13.12.2020 09:00 |

Ombudsfrau

Pflege: Beschwerden seit Pandemie verdoppelt

Die steirische Pflege-Ombudsfrau Michaela Wlattnig über die Probleme in der Pflege während Corona und Missstände in den Heimen.

Mit welchen Beschwerden wenden sich die Menschen an Sie?
Seit Beginn der Pandemie haben wir über 400 Beschwerden erhalten, das ist eine Verdoppelung. Die meisten betreffen Besuchsregelungen und Ausgangsbeschränkungen, aber auch die Schutzausrüstung. Es ist heikel: Etwa das Androhen von Quarantäne, falls der Patient von seiner Familie abgeholt wird. Solche Maßnahmen darf ein Pflegeheim nicht verhängen.

Was, wenn es Probleme mit einer 24-Stunden-Betreuung gibt?
Das sind keine ausgebildeten Pflegekräfte, sondern Personenbetreuer. Da haben wir keine Möglichkeiten. Es bräuchte eine Rechtsgrundlage und Qualitätskriterien, die eingefordert und kontrolliert werden können.

Wo werden die meisten Menschen betreut?
Etwa 80 Prozent werden zuhause betreut, der Rest in Pflegeheimen. Deswegen ist es besonders wichtig, dass man pflegende Angehörige unterstützt - etwa durch Tageszentren oder Kurzzeitplätze.

Was, wenn man sich Pflege nicht leisten kann?
Den Pflegeregress in der stationären Pflege gibt es nicht mehr. Wenn das Pflegegeld nicht reicht, dann greift man nicht auf das Vermögen zu. Bei mobilen Leistungen geht das aber schon. Das ist eine Benachteiligung.

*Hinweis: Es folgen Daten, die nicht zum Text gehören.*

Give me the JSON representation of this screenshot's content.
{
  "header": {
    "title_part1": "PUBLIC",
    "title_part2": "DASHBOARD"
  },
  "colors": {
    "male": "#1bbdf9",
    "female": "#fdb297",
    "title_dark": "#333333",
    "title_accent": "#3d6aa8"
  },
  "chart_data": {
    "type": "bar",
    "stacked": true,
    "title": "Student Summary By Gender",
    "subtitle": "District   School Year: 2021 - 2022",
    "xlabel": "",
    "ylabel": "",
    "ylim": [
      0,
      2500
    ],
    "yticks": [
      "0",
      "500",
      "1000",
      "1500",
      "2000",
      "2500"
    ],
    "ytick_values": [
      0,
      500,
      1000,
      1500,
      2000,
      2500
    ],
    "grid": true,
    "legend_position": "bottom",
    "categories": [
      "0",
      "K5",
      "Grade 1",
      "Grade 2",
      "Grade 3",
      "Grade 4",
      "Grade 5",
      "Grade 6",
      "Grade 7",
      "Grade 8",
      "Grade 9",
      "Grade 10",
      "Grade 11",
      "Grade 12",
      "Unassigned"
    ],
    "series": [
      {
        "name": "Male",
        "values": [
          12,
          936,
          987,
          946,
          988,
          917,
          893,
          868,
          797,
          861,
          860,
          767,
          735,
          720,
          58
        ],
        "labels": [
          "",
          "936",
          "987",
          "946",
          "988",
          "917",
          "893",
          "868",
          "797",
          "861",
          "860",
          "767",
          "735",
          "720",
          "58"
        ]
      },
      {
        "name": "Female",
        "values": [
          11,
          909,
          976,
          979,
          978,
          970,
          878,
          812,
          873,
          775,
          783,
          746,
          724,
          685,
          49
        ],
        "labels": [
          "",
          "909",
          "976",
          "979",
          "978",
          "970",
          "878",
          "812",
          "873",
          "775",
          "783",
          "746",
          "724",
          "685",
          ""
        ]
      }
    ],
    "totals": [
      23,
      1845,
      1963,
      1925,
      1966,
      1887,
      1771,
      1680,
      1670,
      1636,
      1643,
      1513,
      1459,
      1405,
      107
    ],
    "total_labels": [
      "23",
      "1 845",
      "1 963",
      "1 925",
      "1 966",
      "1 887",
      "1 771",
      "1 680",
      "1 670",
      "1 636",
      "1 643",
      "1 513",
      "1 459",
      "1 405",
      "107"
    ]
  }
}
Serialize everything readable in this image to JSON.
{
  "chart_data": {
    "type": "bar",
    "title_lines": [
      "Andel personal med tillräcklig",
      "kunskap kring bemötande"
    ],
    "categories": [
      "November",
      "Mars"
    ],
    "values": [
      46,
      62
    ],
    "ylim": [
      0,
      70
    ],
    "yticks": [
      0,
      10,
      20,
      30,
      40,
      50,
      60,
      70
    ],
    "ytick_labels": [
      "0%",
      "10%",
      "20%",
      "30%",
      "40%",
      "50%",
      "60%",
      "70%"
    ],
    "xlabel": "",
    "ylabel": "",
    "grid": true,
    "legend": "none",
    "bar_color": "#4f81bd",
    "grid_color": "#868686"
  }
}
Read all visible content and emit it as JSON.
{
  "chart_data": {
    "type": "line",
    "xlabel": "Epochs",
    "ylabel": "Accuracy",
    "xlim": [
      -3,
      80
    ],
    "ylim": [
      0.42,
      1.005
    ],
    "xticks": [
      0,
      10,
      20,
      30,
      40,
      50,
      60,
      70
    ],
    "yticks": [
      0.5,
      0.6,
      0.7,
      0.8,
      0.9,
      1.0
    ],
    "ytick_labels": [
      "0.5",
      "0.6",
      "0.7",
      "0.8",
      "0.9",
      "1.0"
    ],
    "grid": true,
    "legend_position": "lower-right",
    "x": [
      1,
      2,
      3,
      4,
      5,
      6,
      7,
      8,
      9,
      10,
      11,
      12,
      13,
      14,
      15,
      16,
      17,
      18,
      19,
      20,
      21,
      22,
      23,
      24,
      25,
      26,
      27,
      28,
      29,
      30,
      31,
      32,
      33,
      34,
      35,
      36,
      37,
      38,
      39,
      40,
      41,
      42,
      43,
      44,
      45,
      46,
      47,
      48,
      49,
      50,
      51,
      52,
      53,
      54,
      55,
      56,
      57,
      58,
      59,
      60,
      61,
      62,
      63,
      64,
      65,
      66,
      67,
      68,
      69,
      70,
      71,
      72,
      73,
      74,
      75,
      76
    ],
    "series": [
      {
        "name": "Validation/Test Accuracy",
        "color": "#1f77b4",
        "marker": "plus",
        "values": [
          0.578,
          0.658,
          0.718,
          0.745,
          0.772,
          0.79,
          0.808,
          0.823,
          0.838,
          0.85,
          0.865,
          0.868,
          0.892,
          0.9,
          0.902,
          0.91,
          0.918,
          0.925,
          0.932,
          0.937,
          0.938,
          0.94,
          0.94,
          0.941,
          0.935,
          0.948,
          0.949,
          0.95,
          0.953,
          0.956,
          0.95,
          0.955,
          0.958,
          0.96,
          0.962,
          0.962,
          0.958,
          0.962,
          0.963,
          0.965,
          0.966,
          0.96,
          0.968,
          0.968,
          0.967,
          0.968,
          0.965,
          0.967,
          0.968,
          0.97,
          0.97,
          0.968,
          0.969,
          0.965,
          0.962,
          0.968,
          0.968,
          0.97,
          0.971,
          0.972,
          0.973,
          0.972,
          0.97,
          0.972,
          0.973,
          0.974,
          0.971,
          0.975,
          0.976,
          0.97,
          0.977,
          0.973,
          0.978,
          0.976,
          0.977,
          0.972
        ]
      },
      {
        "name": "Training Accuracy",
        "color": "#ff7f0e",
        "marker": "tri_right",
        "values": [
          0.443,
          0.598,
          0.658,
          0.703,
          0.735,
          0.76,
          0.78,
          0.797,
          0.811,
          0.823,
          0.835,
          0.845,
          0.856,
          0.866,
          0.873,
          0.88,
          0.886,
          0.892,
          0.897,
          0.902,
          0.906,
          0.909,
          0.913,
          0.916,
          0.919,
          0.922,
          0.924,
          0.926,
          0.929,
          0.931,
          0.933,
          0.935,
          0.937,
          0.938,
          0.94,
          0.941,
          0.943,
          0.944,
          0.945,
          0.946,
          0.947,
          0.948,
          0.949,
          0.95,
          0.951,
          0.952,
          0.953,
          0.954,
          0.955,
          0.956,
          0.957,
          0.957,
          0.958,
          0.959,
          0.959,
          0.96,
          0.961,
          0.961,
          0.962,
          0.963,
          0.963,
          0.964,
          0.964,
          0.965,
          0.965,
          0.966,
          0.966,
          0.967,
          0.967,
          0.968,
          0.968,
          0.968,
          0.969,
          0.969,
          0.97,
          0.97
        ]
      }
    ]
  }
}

Braucht man nicht mehr Heime?
30 Prozent der österreichischen Heime sind in der Steiermark. Es dürfen keine neuen Betten bewilligt werden, einige stehen leer. Der Wille der Menschen, wo sie leben wollen, muss berücksichtigt werden.

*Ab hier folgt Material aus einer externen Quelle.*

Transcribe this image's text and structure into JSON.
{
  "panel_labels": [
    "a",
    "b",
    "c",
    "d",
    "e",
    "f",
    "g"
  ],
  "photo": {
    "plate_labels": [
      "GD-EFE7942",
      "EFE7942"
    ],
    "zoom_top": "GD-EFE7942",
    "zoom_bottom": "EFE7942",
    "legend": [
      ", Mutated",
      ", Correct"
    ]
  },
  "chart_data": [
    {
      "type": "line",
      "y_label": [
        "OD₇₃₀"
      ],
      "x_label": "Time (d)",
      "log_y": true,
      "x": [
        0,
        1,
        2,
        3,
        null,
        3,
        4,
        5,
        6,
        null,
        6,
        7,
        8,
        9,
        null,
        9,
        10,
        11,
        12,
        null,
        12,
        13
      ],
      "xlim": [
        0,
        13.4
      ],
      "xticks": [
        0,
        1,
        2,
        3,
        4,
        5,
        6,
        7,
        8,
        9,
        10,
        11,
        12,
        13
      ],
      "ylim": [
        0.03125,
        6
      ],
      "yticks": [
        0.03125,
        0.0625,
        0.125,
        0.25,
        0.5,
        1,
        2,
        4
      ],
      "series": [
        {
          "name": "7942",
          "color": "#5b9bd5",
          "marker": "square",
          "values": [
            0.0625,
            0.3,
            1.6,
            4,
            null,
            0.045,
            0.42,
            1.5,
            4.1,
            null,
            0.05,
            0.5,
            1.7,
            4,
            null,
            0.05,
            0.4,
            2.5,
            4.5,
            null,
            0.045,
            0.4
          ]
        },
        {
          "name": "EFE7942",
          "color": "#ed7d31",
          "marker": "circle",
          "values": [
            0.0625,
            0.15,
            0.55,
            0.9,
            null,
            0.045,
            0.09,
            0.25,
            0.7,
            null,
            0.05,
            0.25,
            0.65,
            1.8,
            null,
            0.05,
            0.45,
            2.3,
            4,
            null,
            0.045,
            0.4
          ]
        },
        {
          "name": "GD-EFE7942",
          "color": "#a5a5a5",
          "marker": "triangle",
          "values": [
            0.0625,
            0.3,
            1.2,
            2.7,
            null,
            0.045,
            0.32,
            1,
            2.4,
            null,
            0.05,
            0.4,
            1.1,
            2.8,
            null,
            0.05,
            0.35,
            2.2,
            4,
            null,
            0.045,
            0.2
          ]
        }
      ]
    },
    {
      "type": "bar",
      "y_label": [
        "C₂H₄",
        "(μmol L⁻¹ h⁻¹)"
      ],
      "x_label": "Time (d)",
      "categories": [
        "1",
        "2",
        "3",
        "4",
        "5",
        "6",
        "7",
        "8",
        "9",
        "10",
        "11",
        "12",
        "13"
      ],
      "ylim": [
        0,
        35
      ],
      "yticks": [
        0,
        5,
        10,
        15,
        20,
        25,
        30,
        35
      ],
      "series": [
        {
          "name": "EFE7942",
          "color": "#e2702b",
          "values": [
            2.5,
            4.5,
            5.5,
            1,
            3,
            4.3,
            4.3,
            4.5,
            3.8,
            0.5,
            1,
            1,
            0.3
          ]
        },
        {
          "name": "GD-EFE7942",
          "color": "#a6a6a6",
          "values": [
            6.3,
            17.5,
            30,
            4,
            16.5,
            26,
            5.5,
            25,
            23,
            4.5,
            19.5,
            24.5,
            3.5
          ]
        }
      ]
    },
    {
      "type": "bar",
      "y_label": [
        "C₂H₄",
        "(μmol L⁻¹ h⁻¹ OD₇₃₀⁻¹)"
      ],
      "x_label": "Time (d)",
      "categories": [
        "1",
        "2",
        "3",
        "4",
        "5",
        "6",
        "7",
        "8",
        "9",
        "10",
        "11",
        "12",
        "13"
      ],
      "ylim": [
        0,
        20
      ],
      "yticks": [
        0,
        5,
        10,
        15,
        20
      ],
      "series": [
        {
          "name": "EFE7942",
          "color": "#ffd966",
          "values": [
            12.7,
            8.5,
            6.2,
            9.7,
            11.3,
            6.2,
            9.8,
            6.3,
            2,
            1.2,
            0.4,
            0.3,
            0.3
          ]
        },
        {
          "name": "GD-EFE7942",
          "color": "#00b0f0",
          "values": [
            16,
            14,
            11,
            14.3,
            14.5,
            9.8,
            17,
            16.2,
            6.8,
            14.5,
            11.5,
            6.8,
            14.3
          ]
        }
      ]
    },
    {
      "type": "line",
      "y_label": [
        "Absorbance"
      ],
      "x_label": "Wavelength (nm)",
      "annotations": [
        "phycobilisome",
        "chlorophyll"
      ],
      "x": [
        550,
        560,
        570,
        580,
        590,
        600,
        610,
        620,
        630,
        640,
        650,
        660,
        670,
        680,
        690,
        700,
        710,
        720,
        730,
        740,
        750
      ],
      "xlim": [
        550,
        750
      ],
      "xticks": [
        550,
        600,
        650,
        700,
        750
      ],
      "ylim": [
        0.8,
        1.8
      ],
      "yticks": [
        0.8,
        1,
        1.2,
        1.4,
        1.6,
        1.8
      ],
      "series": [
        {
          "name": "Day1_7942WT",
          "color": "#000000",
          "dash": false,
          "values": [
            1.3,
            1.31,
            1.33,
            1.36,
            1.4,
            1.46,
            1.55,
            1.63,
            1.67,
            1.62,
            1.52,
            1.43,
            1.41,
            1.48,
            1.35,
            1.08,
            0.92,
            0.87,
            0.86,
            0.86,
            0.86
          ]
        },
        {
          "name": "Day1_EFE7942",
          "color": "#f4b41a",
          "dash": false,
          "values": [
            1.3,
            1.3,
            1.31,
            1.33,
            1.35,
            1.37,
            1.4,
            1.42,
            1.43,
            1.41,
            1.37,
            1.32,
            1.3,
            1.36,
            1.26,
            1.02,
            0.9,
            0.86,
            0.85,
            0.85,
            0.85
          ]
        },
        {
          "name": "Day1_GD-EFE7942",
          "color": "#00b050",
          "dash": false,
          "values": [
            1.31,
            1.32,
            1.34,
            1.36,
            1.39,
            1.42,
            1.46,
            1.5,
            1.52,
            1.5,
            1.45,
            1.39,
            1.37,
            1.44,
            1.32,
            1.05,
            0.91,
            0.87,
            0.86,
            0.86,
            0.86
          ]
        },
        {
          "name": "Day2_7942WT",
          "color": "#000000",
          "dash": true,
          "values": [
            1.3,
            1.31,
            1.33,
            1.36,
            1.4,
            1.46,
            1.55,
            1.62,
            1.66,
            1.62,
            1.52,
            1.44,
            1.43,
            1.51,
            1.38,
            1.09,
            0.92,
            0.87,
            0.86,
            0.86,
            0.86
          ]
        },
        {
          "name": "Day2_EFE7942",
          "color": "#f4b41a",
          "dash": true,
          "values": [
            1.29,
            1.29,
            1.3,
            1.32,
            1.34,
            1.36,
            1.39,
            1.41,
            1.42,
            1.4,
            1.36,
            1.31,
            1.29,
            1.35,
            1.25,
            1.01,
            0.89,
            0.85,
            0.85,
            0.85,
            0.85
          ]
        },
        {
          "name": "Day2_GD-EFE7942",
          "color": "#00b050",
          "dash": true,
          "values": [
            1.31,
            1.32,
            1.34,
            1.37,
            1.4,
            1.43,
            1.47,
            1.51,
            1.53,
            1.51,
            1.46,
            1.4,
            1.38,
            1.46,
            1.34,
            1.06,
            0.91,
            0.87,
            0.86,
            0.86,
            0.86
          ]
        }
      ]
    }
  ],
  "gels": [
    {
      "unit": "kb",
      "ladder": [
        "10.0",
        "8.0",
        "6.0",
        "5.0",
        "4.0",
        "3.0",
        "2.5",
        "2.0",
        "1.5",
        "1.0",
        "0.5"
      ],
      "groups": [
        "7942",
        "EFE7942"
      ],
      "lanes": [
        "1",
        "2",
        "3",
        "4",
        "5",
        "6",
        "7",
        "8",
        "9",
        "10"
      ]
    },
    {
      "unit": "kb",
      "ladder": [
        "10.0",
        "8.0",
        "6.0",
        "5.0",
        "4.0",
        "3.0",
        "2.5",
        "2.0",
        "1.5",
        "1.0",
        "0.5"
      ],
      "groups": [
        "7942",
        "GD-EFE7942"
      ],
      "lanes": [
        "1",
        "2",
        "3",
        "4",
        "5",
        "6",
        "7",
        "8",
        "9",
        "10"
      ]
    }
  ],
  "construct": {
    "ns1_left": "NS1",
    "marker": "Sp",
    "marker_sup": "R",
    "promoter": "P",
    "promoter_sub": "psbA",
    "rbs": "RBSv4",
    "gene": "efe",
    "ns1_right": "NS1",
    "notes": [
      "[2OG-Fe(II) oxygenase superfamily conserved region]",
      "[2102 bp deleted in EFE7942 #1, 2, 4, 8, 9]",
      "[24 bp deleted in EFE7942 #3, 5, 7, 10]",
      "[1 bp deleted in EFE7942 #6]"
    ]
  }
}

Vor welchen Problemen steht die stationäre Pflege?
Man hat durch die Pandemie gesehen, dass stationäre Einrichtungen sehr brüchige Systeme sind. Die Pflege im Heim sollte die letzte Möglichkeit sein, wenn es im eigenen Umfeld nicht mehr möglich ist. Auch hier braucht es umfangreichere Qualitätskriterien. Wir wollen auch schon lange eine Anhebung des Personalschlüssels und bessere Rahmenbedingungen für das Personal, damit nicht ein ständiger Mindeststand herrscht.

Wenn Angehörige einen älteren Menschen betreuen, sind das meist Frauen. Ist das nicht ein Problem?
Das stimmt, es sind meistens Frauen, die die Betreuung und Pflege unentgeltlich leisten. Diese unglaublich fordernde Aufgabe muss honoriert werden und pflegende Angehörige müssen unbürokratisch entlastet werden.